Es ist von Verfassungs wegen nicht zu beanstanden, einfach fahrlässige Schädigungen, deren finanzielle Auswirkungen im Verhältnis zur Gesamtumlage nicht beträchtlich ins Gewicht fallen, mit der Umlage zu erfassen. Vorliegend lag der BaFin lediglich einfache Fahrlässigkeit zur Last. In derartigen Schadensfällen unterhalb der Schwelle zur groben Fahrlässigkeit enthält Art. 34 S. 2 GG ein Rückgriffsverbot; auch das einfache Recht sieht keine Haftung der Beamten gegenüber ihrem Dienstherrn vor, weil die Amtstätigkeit nicht durch übergroße Vorsicht zur Vermeidung von Haftungsrisiken gehemmt werden soll.

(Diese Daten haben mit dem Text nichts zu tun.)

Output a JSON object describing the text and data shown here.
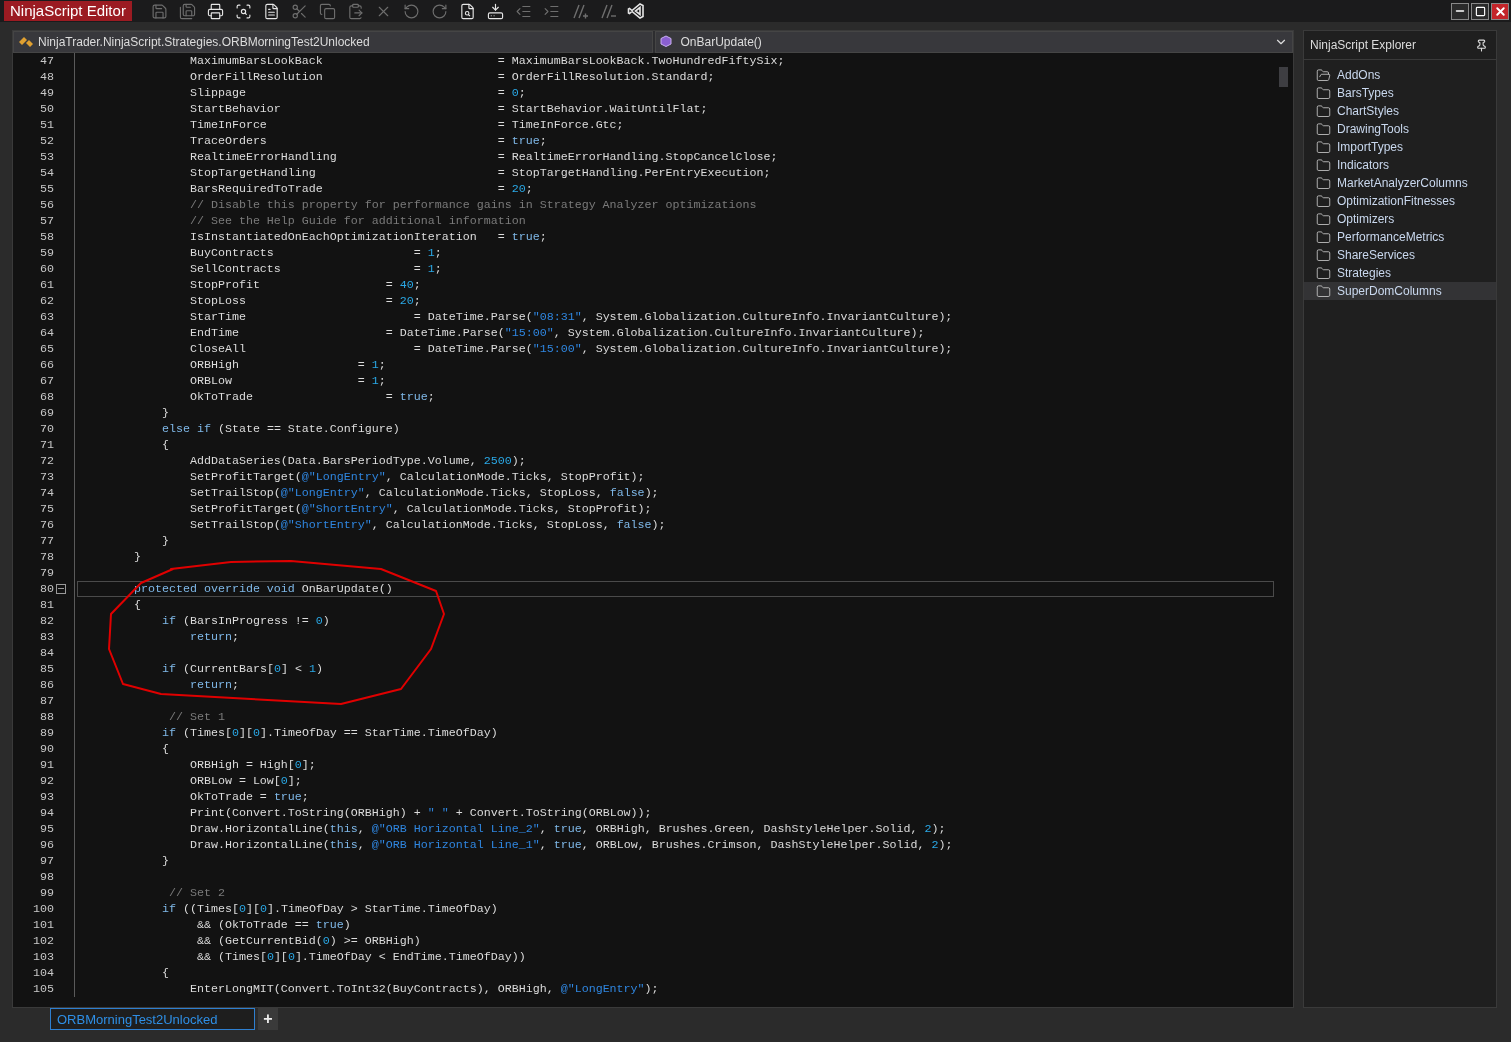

Es ist verfassungsrechtlich unbedenklich, zur Gewährleistung einer effektiven Aufsicht jedenfalls einfach fahrlässig verursachte Ersatzaufwendungen in die Umlage einzubeziehen, zumal sich eine wirkungsvolle Aufsicht gerade auch zum Vorteil der Beaufsichtigten auswirkt. Im Rahmen der Aufsichtstätigkeit werden sich einfach fahrlässige Fehlleistungen kaum vollständig vermeiden lassen, selbst wenn der Amtsträger größtmögliche Sorgfalt walten lässt. Andernfalls könnte sich die BaFin veranlasst sehen, das interne Kontrollwesen zu intensivieren, um selbst einfach fahrlässigen Pflichtverletzungen noch weitergehend zu begegnen. Dies dürfte indes ihren allgemeinen, grundsätzlich umlagefähigen Haushalt mit weiteren Personal- und Sachkosten belasten. Die vorliegende Umlage von Amtshaftungsaufwand begegnet auch deshalb keinen verfassungsrechtlichen Bedenken, weil sie lediglich einen geringen Anteil am gesamten Umlagevolumen ausmacht.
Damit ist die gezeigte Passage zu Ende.